Archaeologists uncover world’s oldest cheese

The item is about 3,200 years old

By Diego Flammini
Staff Writer

If aged cheese is of interest to you, archaeologists may have uncovered the ticket for you.

Researchers discovered a “solidified white mass” during a dig of the tomb of Pthames, a mayor in the ancient city of Memphis, Egypt during the 13th century BC. They examined the mass and found it’s actually 3,200-year-old cheese.

Tomb of Pthames

Ancient Egyptians filled tombs with things they felt were necessary in the afterlife – including cheese and other food items.

“The material analyzed is probably the most ancient archaeological solid residue of cheese ever found to date,” Dr. Enrico Greco, a professor from the University of Catania in Italy, said in an article published in the journal Analytical Chemistry.

“We know it was made mostly from sheep’s and goat’s milk, but for me it’s really hard to imagine a specific flavor,” he told BBC News Saturday.

A cheese historian, though, provided some insight into the product’s characteristics.

The ancient cheese could be similar to chevre, but with a “really, really acidy” bite, Paul Kindstedt, a professor at the University of Vermont, told the New York Times Thursday. Kindstedt studies the chemistry and history of cheese.
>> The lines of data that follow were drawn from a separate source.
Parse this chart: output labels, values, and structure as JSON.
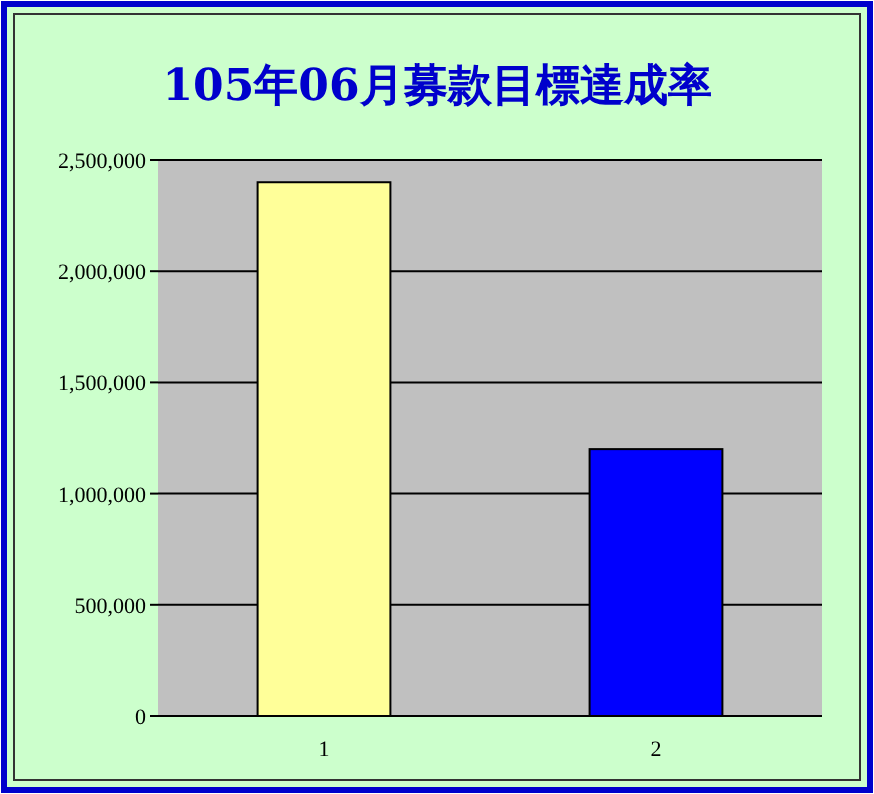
{
  "chart_data": {
    "type": "bar",
    "title": "105年06月募款目標達成率",
    "categories": [
      "1",
      "2"
    ],
    "values": [
      2400000,
      1200000
    ],
    "colors": [
      "#ffff99",
      "#0000ff"
    ],
    "ylim": [
      0,
      2500000
    ],
    "yticks": [
      {
        "value": 0,
        "label": "0"
      },
      {
        "value": 500000,
        "label": "500,000"
      },
      {
        "value": 1000000,
        "label": "1,000,000"
      },
      {
        "value": 1500000,
        "label": "1,500,000"
      },
      {
        "value": 2000000,
        "label": "2,000,000"
      },
      {
        "value": 2500000,
        "label": "2,500,000"
      }
    ],
    "grid": "y"
  }
}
“It would be high in moisture; it would be spreadable,” he said. “It would not last long; it would spoil very quickly.”

Researchers continue to run tests on the cheese to determine if it also contained an early source of a bacterial illness?

They found traces of bacteria in the cheese that contribute to brucellosis, which comes from consuming unpasteurized dairy products. If those results are accurate, it would be the oldest evidence of brucellosis ever discovered.

Brucellosis can cause fever, sweating and muscle aches.